The (2n+1)th-order off-resonant spectroscopy from the (n+1)th-order anharmonicities of molecular vibrational modes in the condensed phase

Abstract

Assuming that the polarizability is a linear function of the nuclear coordinate, i.e., α(q)=α₀+α₁q, we obtain analytical expressions of the (2n+1)th-order signals and show that the leading order of the signals (n>1) is proportional to g_n+1, where g_n+1 is the coefficient of the anharmonic potential V(q)=g₃q³/3!+g₄q⁴/4!+⋅⋅⋅. In other words, detection of the (2n+1)th-order signal implies the direct observation of the (n+1)th-order anharmonicity within the approximation. Based on this fact we discuss a possibility to detect the (n+1)th-order anharmonicity directly from the (2n+1)th-order experiment.
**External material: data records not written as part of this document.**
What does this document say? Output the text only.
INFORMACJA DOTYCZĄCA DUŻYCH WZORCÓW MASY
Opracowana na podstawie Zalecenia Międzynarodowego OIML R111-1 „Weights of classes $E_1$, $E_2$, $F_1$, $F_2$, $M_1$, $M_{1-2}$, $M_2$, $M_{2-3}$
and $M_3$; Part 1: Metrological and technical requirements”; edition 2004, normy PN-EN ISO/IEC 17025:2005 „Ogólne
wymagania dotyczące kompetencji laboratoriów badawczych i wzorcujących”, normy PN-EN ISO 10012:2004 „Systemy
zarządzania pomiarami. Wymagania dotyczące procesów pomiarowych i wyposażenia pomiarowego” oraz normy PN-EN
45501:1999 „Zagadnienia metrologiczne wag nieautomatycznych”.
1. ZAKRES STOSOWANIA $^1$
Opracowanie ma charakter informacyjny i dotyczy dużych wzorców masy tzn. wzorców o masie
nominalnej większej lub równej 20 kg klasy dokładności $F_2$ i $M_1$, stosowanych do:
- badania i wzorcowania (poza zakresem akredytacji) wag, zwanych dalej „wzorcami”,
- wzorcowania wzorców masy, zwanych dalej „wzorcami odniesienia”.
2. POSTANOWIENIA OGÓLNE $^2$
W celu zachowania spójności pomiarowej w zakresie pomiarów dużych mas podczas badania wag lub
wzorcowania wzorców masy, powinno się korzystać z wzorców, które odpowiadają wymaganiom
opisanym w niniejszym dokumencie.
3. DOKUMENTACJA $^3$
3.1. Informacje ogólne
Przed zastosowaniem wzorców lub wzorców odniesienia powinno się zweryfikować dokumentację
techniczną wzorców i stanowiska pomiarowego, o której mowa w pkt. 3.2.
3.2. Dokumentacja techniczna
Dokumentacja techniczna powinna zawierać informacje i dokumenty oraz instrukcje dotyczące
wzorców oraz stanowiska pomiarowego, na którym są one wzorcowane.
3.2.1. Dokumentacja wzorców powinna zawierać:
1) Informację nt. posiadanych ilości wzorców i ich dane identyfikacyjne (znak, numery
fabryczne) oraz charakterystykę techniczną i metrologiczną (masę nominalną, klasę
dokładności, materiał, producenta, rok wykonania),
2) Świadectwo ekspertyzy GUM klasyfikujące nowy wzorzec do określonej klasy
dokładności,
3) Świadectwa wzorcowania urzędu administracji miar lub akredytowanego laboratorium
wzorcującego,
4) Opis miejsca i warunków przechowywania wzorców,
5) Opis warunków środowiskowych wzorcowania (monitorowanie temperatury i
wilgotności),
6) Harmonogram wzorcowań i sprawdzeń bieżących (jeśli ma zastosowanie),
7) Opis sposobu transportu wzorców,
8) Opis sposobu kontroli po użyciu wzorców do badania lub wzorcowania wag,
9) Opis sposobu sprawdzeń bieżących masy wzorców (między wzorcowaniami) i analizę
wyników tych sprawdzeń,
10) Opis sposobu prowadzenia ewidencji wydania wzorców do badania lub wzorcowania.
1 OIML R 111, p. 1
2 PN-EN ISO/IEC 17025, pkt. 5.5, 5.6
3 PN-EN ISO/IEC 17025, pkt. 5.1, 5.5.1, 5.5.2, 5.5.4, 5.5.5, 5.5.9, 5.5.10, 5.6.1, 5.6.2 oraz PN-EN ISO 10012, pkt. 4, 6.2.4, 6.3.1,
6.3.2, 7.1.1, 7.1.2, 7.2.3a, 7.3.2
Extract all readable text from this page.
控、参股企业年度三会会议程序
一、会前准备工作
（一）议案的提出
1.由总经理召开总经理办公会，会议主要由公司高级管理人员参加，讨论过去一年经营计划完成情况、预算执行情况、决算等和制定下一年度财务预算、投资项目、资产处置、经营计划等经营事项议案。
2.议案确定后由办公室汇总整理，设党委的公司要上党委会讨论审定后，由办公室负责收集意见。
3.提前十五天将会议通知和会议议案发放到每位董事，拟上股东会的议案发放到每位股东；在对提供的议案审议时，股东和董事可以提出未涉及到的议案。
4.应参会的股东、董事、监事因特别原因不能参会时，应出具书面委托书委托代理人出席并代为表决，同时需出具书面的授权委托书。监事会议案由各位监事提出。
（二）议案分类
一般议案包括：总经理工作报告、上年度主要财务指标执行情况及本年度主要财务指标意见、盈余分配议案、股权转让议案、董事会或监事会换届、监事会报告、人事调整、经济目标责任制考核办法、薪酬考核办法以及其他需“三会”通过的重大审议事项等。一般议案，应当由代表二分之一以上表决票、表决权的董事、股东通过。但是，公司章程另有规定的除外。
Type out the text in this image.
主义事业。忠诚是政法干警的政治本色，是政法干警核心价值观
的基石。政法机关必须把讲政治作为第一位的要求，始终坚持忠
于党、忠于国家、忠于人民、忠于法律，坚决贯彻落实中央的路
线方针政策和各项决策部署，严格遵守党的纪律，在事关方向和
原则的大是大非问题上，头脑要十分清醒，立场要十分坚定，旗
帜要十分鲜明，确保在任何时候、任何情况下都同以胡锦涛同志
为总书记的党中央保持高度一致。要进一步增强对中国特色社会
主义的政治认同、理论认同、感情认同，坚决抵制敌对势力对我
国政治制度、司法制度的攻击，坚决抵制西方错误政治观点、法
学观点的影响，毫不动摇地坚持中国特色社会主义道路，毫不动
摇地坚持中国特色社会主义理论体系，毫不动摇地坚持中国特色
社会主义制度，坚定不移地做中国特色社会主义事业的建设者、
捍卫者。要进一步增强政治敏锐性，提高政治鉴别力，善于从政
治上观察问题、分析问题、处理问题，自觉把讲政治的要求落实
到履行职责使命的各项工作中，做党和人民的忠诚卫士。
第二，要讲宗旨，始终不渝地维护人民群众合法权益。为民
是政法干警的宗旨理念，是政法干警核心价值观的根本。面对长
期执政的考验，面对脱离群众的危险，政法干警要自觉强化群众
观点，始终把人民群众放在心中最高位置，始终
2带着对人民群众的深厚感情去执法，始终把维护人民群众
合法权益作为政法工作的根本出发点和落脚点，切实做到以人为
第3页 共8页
Calculations are made by using novel Feynman rules for the nonequilibrium multitime correlation functions relevant to the higher-order off-resonant spectroscopy. The rules have been developed by the authors and are presented compactly in this paper. With the help of a conventional double-sided Feynman diagram, we draw physical pictures of higher-order off-resonant optical processes. Representative calculations for CHCl₃ of the fifth-, seventh-, and ninth-order optical processes are presented and discussed.